October: measuring fava sprouts in a test row
        To begin the project my supervisor guest-led an intro to the scientific method using the magic gate game. My supervisor and I agreed it was beyond them and not worth repeating with my other group.  By this point we'd spent about three one-hour classes on the needs chapter (per group), including the unrelated garden tasks we were also up to. 
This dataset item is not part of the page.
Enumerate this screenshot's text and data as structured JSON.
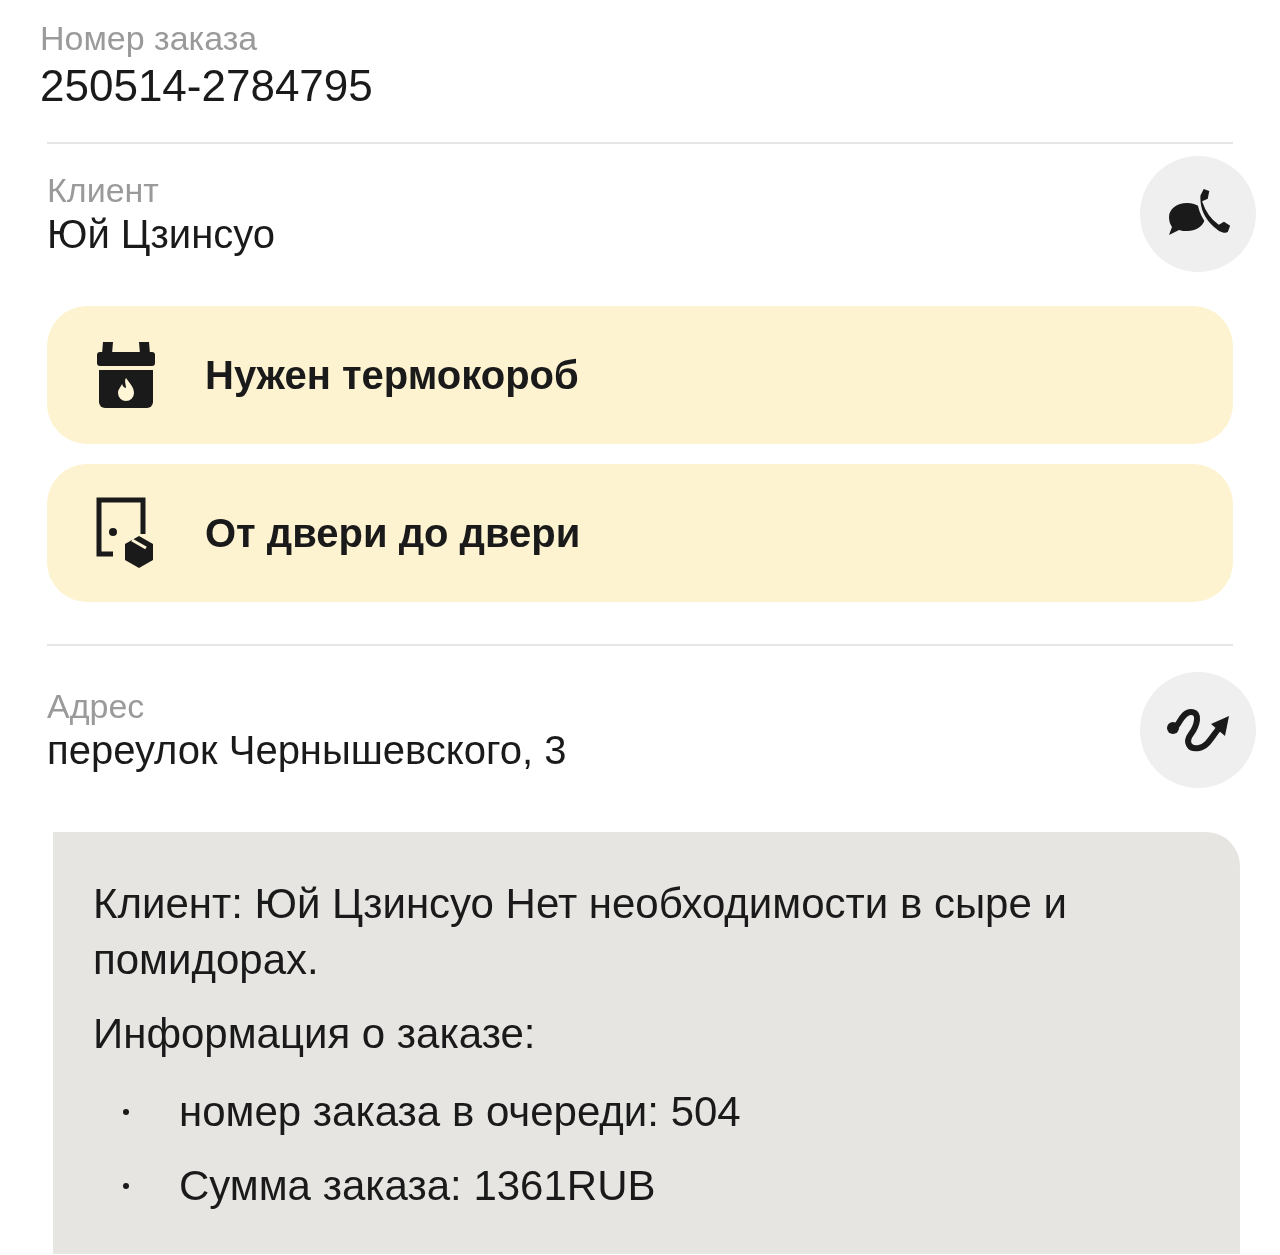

An experimental fava bean patch
        With the aid of many leading questions, my students decided to test how much space fava beans prefer and whether weeds interfere with their growth. Volunteer Ryan and I helped them plant three rows at three different depths; two rows comparing three beans per hole to one per hole; and a row in weeds next to a row not in weeds. Over the next three weeks we semi-regularly counted the number of sprouts and measured the tallest sprout in each row. The latter isn't a great index but was all I could manage before being upstaged by worms. Because of small sample sizes and the slower-than-expected bean growth our results would be statistically insignificant and -more importantly- were not obvious to the kids!
       Next time I'd do one -not two- experiments per whole class, give the plants as much time as possible to grow, and make sure every row is marked colorfully and communicatively. Scientific failure aside, showing a number of the kids how to measure in inches -for the very first time in their lives- felt significant.  
       Update two weeks later: today Erik exclaimed, "Look! More than one fava can grow from one hole!" He had missed several classes and was discovering the answer to his own previously unvoiced question. It was a reminder to me that simpler experimental questions (with the same physical set-up) yield clearer results. Of course this result did not boost the point that plants need space but that's part of what made it interesting.